True, but a DM isn't just a rules adjudicator and reader of boxed text--a great DM is a great storyteller as well, and understands the basics: character, plot and pacing.
In other words, roll the BBEG's save behind the screen, and instead of announcing to everyone the number and declare the fight over, tell the group that although the casting of the spell felt right, something has gone wrong--the villain isn't dead/unconscious/incapacitated as expected, just severely injured/weakened/slowed...and angry! Fight on!
This is an even bigger rules kludge than anything complained about above.
Doing that occasionally and when narratively interesting is fine. But if you do it too often, why bother having a set of rules to adjudicate the combat? If players don't know what their tools will do when used (at least the vast majority of the time), I think the shared narrative breaks down pretty quickly.
My experience suggests that your expectations of the limitations of gridless combat are overstated. YM probably V, though.
RC
My experience and everything science knows about memory would suggest that a human DM's ability to adequately track position and movement of 6+ figures in a tactical space with the number of variables in D&D without visual aids is actually very, very poor.
As long as the DM is far and away better at it than the group and has the trust of the group, this will never present as a problem. But if any one of the players is as good at it as the DM or better, there are bound to be many, many mismatches of understanding the tactical situation.

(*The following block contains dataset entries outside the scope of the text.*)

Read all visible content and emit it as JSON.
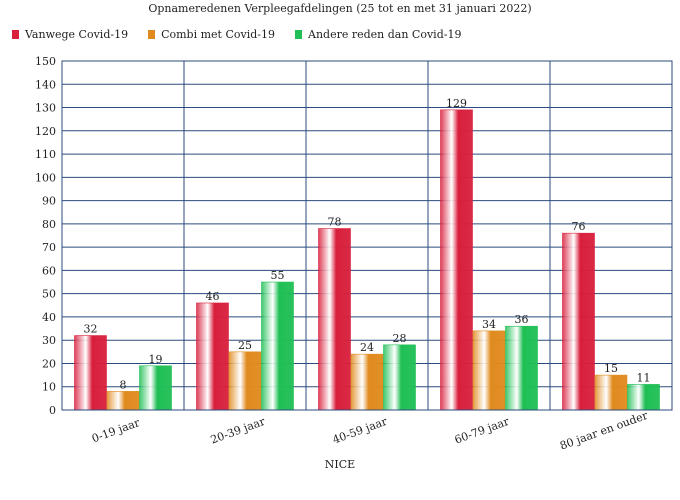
{
  "chart_data": {
    "type": "bar",
    "title": "Opnameredenen Verpleegafdelingen (25 tot en met 31 januari 2022)",
    "xlabel": "NICE",
    "ylabel": "",
    "ylim": [
      0,
      150
    ],
    "yticks": [
      0,
      10,
      20,
      30,
      40,
      50,
      60,
      70,
      80,
      90,
      100,
      110,
      120,
      130,
      140,
      150
    ],
    "grid": true,
    "legend_position": "top-left",
    "categories": [
      "0-19 jaar",
      "20-39 jaar",
      "40-59 jaar",
      "60-79 jaar",
      "80 jaar en ouder"
    ],
    "series": [
      {
        "name": "Vanwege Covid-19",
        "color": "#d81f3c",
        "values": [
          32,
          46,
          78,
          129,
          76
        ]
      },
      {
        "name": "Combi met Covid-19",
        "color": "#e08a1e",
        "values": [
          8,
          25,
          24,
          34,
          15
        ]
      },
      {
        "name": "Andere reden dan Covid-19",
        "color": "#1fbf55",
        "values": [
          19,
          55,
          28,
          36,
          11
        ]
      }
    ]
  }
}
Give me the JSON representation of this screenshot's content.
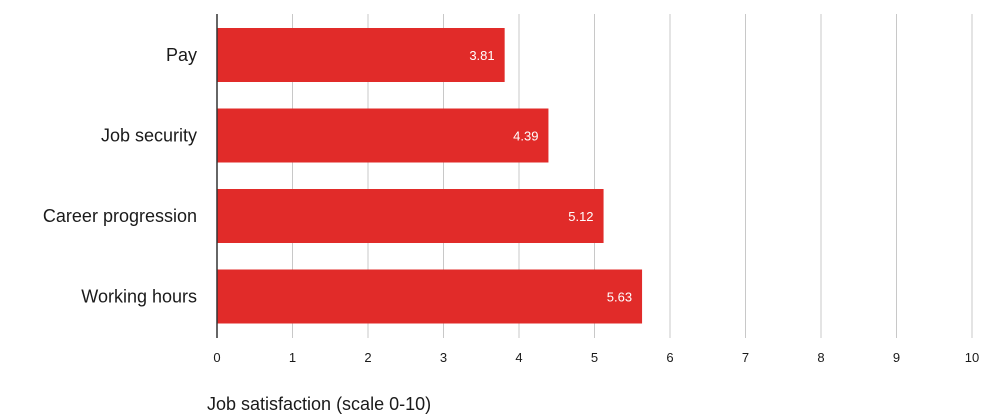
{
  "chart_data": {
    "type": "bar",
    "orientation": "horizontal",
    "categories": [
      "Pay",
      "Job security",
      "Career progression",
      "Working hours"
    ],
    "values": [
      3.81,
      4.39,
      5.12,
      5.63
    ],
    "data_labels": [
      "3.81",
      "4.39",
      "5.12",
      "5.63"
    ],
    "xlabel": "Job satisfaction (scale 0-10)",
    "ylabel": "",
    "xlim": [
      0,
      10
    ],
    "xticks": [
      "0",
      "1",
      "2",
      "3",
      "4",
      "5",
      "6",
      "7",
      "8",
      "9",
      "10"
    ],
    "grid": "vertical",
    "legend": "none",
    "colors": {
      "bar": "#e12b29",
      "grid": "#c8c8c8",
      "axis": "#333333"
    }
  }
}
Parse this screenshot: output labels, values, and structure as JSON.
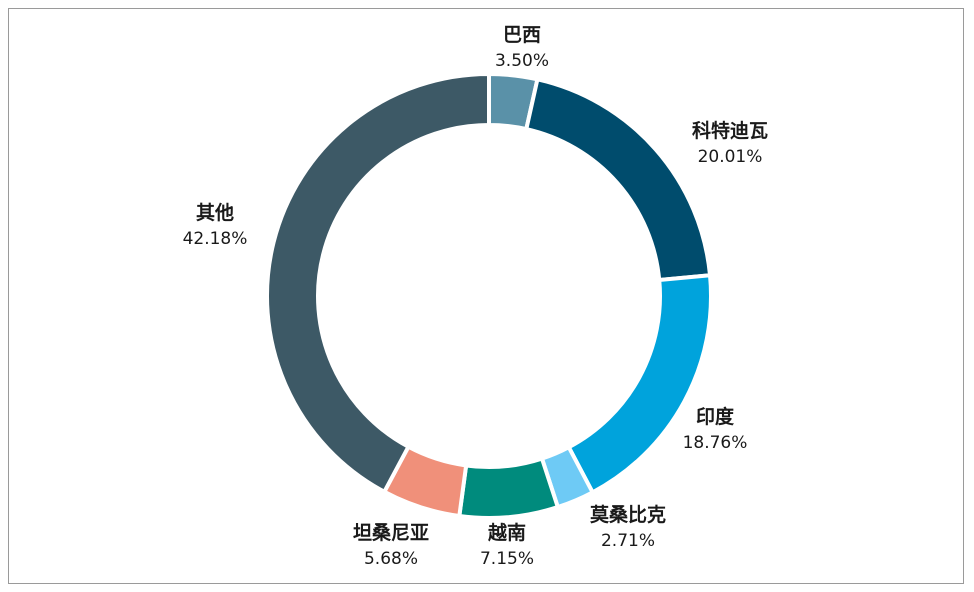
{
  "chart_data": {
    "type": "pie",
    "variant": "donut",
    "slices": [
      {
        "label": "巴西",
        "value": 3.5,
        "display": "3.50%",
        "color": "#5a91a8"
      },
      {
        "label": "科特迪瓦",
        "value": 20.01,
        "display": "20.01%",
        "color": "#004c6d"
      },
      {
        "label": "印度",
        "value": 18.76,
        "display": "18.76%",
        "color": "#00a3dc"
      },
      {
        "label": "莫桑比克",
        "value": 2.71,
        "display": "2.71%",
        "color": "#6ecaf5"
      },
      {
        "label": "越南",
        "value": 7.15,
        "display": "7.15%",
        "color": "#008b7d"
      },
      {
        "label": "坦桑尼亚",
        "value": 5.68,
        "display": "5.68%",
        "color": "#f0907a"
      },
      {
        "label": "其他",
        "value": 42.18,
        "display": "42.18%",
        "color": "#3d5966"
      }
    ],
    "legend": "none"
  }
}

You can add as much tactical depth as you want to a gridless environment, but the limits of the human brain mean that you will, of necessity, lose precision. That's not a bad thing, per se. It just depends on the preferences of the group and the experience and capacities of the DM.
If you want to include meaningful positioning tactics, grid is simply going to be more straightforward for the inexperienced DM or player, and more accurate even for the veteran. That accuracy will be more important to some people and groups than others. Some players might not care. The DM will describe the situation in a way that doesn't match their image, but even if they get hosed a bit, they will know that errors occur in their favor, too. That's just part of the limits of relying on memory. Other players might care a lot.
This is a great theory but the quality vs quantity argument is meaningless in a game where the players determine the nature of most encounters. How can a DM plan out a "meaningful" combat when he/she doesn't know when or where the next combat takes place?
In order for combats to be fewer and more meaningful they would need to be dictated in advance. Part of the fun for me is not knowing how much combat the PC's try and get involved with until they try. Attempting to inject too much meaning into an encounter that might never take place is wasted prep time for me.
I was speaking specifically of the published adventure. In that case, the meaningfulness of the encounters, and the number of them between narrative milestones was more or less dictated for the DM unless he/she wanted to rebuild it.
This gets at what I was saying earlier. The system encourages tactically interesting combats that take a long time. For me, building a module to fit the 4e system would involve a small number of individual encounters that each have a narrative heft commensurate with their gameplay heft. However, I felt that the modules I played were not like that. Instead, they threw many encounters at the players, many of them mundane or irrelevant.